Page:Bouglé - Essais sur le régime des castes.djvu/240

La bibliothèque libre.
Cette page n’a pas encore été corrigée

La doctrine de l'ahimsâ le tient éloigné de la charrue : en éventrant la terre, il s'exposerait à tuer des êtres vivants. Et nous avons constaté, sans doute, que beaucoup de ces prescriptions restent théoriques : la nécessité fait une loi, à beaucoup de Brahmanes, de fouler aux pieds la loi religieuse. Les codes mêmes leur permettent dans les cas de « détresse » l'exercice de l'agriculture et de certains commerces. Dans l'ensemble, ils n'en restent pas moins une leisure class, que sa noblesse attache aux activités d'ordre spirituel, aux sacrifices, aux prières, à l'étude.

Mais ce qui est vrai de la race brahmanique ne serait-il pas vrai, à un degré inégal, d'un certain nombre d'autres races ? À l'instar du Brahmane, celles-ci ne se piquent-elles pas, pour prouver leur souci de pureté, de ne pouvoir toucher telle catégorie d'êtres ou d'objets ? Si on pouvait découvrir les tabous qui sont l'origine de ces répugnances, on tiendrait peut-être la raison profonde de la spécialisation de ces clans qui devaient s'immobiliser en autant de castes : le jeu de ces incompatibilités originelles nous expliquerait la vocation des groupes, et pourquoi telles professions se trouvent interdites aux uns et réservées ou imposées aux autres.

Mais alors même que ce détail nous échappe, ce que nous apercevons clairement, par-dessus les raisons de spécialisation propre à chaque classe, ce sont les grandes lignes du système hiérarchique qui ordonne malgré tout ces groupes fermés, et fait régner un parallélisme général entre la distinction des races, nobles ou ignobles, et la distinction des métiers, purs ou impurs.
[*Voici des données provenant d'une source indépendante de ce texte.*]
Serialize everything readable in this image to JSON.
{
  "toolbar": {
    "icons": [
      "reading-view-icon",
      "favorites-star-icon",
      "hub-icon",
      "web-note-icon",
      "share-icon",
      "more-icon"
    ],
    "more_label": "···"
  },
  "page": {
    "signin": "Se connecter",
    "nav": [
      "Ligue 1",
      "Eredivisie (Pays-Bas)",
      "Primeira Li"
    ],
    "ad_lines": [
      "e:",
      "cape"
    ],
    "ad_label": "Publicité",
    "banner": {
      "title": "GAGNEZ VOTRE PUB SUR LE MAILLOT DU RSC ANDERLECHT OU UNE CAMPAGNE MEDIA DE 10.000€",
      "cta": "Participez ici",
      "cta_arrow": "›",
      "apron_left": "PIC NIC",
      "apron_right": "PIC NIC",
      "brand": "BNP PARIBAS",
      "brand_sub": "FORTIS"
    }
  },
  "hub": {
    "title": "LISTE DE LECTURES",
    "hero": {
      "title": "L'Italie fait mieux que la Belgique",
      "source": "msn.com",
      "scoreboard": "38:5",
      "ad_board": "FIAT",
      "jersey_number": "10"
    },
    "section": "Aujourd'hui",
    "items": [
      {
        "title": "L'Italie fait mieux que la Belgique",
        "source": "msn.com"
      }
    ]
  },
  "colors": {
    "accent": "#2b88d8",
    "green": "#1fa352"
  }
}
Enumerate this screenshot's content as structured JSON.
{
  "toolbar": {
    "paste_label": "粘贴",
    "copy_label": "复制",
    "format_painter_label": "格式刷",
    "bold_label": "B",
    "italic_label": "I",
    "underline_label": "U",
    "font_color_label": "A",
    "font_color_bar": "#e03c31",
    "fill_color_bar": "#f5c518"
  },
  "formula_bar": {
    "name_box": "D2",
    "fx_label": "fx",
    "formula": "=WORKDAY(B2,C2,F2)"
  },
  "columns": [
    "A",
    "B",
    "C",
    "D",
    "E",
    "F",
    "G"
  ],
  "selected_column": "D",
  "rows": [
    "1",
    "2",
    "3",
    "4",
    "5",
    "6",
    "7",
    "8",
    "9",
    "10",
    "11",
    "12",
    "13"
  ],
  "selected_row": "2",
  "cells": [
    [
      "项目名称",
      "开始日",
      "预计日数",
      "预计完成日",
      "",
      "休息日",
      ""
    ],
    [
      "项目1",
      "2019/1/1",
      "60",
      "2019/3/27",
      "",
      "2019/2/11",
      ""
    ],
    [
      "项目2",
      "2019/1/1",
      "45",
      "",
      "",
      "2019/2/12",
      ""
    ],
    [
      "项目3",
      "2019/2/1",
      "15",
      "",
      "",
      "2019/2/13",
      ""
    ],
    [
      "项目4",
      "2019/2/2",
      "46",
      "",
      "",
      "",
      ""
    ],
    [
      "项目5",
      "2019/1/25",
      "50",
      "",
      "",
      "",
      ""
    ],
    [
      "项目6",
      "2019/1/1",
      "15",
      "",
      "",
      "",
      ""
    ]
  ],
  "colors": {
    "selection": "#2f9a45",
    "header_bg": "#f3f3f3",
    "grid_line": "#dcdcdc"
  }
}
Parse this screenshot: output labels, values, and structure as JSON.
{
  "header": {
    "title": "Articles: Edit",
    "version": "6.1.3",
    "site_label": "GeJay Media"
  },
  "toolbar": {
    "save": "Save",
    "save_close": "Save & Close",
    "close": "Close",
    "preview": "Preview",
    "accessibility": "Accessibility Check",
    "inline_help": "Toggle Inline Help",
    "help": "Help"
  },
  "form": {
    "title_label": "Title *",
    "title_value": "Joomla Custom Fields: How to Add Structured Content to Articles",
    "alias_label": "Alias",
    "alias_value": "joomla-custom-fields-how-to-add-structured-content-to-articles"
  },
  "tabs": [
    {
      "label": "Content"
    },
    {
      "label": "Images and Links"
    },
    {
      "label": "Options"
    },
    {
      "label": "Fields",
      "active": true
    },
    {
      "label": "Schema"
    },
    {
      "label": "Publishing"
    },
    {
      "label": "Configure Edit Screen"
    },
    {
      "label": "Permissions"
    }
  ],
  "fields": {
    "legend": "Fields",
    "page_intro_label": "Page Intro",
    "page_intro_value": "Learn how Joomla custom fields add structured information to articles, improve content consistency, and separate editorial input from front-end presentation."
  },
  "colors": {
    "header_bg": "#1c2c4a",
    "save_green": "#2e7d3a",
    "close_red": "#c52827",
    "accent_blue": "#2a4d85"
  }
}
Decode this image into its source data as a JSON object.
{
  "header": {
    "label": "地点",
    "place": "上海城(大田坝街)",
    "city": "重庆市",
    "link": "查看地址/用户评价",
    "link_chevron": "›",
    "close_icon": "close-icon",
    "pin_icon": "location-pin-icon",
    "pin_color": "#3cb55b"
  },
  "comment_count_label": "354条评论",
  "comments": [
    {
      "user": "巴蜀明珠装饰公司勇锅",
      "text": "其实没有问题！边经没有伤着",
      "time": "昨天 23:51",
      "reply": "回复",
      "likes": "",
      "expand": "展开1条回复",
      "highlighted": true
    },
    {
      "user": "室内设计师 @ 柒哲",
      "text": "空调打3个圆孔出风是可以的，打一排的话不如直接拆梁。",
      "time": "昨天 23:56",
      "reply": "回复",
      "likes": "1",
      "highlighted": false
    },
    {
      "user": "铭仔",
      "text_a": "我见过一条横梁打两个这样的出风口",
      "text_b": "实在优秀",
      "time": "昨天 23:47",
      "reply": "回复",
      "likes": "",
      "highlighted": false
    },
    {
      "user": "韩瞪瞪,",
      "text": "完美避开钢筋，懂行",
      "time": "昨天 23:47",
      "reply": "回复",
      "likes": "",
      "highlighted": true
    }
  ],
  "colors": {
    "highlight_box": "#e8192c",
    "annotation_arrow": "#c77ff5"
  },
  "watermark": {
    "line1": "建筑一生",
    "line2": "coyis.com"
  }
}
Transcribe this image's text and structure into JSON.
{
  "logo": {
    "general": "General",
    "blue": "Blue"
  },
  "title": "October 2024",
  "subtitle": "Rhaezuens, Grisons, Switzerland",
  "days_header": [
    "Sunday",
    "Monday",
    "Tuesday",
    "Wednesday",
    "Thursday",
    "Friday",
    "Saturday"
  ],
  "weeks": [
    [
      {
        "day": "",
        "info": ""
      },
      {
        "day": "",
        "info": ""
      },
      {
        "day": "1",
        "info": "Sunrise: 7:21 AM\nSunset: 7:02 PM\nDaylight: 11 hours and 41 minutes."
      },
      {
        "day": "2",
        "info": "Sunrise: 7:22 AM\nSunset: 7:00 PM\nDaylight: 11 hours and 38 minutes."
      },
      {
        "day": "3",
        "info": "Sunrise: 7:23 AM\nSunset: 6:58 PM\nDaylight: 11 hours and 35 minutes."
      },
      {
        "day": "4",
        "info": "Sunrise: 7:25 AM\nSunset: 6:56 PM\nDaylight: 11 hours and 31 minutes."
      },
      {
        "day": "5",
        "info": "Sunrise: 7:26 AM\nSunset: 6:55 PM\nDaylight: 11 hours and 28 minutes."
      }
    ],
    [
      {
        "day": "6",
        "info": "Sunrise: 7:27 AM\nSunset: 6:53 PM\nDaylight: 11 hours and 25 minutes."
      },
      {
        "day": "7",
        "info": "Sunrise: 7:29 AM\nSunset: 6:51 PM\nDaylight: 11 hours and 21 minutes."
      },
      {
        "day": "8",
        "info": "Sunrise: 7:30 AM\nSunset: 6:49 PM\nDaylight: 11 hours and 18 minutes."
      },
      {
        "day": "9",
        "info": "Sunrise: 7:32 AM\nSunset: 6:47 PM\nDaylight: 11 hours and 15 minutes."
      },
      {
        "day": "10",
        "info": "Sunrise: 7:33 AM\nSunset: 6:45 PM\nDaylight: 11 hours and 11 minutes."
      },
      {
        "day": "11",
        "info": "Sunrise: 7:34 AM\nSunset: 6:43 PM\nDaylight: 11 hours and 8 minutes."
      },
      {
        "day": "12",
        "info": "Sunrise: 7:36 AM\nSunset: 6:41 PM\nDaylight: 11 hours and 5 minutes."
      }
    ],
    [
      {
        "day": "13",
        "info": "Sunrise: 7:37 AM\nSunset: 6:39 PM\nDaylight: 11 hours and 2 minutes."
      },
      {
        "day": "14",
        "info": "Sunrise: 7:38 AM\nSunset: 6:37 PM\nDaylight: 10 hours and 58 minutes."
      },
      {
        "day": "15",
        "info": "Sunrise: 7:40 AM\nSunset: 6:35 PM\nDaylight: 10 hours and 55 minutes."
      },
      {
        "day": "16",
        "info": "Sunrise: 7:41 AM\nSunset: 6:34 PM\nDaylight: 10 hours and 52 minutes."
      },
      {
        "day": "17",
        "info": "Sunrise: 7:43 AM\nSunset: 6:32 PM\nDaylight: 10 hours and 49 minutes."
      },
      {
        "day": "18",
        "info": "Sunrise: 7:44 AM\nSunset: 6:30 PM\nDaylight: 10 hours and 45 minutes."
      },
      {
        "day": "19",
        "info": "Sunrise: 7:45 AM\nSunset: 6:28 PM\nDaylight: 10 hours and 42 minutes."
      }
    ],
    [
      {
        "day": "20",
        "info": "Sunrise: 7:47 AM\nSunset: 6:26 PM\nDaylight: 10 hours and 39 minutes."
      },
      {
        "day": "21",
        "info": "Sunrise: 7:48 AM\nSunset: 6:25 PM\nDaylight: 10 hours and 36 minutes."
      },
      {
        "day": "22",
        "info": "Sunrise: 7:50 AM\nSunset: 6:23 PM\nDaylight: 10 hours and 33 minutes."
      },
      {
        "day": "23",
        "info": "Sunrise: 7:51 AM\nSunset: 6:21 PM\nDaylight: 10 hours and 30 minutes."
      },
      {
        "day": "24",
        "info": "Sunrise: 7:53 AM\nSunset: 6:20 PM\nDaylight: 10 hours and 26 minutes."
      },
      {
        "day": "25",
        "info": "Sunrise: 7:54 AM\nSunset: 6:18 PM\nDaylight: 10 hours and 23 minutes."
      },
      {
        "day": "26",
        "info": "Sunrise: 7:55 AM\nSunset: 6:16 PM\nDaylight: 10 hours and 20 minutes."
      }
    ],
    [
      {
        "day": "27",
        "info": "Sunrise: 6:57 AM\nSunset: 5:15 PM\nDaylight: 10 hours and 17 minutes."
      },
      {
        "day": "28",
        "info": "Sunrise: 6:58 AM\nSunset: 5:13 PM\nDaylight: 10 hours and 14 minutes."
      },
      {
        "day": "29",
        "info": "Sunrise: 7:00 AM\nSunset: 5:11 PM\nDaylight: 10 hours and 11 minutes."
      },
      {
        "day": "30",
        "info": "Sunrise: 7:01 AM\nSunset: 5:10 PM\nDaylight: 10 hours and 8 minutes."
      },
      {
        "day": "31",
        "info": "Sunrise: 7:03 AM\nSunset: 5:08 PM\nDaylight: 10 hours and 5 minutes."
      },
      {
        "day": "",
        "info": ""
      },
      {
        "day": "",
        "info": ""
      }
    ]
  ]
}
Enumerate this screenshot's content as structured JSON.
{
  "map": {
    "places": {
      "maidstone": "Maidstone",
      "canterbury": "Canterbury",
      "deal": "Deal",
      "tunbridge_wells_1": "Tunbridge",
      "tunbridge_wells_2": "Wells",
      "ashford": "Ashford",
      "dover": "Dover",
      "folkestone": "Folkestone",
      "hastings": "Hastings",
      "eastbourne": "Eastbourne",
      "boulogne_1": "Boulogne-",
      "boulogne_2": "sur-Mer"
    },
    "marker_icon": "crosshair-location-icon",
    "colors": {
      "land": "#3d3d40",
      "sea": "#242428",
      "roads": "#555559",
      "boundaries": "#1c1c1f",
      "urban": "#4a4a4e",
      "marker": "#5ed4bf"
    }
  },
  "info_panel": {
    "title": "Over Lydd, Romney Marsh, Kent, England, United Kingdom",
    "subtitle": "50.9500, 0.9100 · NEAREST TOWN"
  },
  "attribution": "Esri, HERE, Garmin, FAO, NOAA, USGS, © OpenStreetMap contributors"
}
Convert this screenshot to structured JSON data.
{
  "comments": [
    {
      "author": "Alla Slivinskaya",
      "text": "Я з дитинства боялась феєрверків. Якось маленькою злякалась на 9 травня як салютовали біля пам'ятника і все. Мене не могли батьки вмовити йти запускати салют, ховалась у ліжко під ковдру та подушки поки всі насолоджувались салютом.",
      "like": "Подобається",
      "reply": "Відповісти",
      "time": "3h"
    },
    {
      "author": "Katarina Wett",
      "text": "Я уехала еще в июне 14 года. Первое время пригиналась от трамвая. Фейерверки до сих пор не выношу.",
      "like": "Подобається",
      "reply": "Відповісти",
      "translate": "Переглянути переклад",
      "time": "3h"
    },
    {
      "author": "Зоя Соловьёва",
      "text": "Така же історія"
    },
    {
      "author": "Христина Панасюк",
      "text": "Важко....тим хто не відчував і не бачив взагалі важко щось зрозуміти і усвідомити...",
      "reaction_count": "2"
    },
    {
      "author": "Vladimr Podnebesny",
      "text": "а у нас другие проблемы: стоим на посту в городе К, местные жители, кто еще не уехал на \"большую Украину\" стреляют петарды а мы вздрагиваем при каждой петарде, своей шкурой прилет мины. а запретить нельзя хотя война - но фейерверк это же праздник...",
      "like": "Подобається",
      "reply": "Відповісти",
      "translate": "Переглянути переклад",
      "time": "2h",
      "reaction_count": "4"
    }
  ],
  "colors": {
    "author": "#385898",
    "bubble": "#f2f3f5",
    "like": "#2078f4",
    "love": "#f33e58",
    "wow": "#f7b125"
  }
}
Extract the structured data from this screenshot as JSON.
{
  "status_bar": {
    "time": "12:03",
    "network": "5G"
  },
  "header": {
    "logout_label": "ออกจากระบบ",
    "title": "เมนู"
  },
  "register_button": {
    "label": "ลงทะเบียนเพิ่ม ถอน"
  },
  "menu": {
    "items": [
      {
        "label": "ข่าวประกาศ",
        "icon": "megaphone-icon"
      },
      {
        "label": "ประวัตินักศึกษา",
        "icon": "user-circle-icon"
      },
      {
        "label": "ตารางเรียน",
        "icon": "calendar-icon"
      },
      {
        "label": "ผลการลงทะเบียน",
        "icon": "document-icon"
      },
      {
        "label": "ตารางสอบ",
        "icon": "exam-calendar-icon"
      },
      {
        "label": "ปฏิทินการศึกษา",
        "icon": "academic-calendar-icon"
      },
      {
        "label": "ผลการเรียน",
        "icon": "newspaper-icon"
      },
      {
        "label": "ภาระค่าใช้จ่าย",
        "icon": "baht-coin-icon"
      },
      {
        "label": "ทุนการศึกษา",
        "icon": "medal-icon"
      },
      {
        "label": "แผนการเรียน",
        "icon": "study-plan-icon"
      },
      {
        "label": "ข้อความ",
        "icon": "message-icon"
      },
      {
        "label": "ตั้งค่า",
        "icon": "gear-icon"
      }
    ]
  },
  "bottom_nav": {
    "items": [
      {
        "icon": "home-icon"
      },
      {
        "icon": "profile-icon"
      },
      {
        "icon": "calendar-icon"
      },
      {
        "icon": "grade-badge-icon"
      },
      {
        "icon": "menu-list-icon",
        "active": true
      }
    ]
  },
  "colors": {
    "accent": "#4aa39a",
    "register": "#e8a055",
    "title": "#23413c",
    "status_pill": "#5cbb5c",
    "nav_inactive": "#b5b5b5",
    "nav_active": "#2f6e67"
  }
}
Et, à vrai dire, il est parfois difficile de discerner laquelle des deux, de la race ou de la profession, est le principe premier des respects et des mépris. Sous quelque forme qu'il faille se représenter la descente des Aryens dans l'Inde – succession d'invasions brusques et générales ou suite de colonisations partielles – on sait quelle espèce d'horreur les indigènes inspirèrent aux arrivants.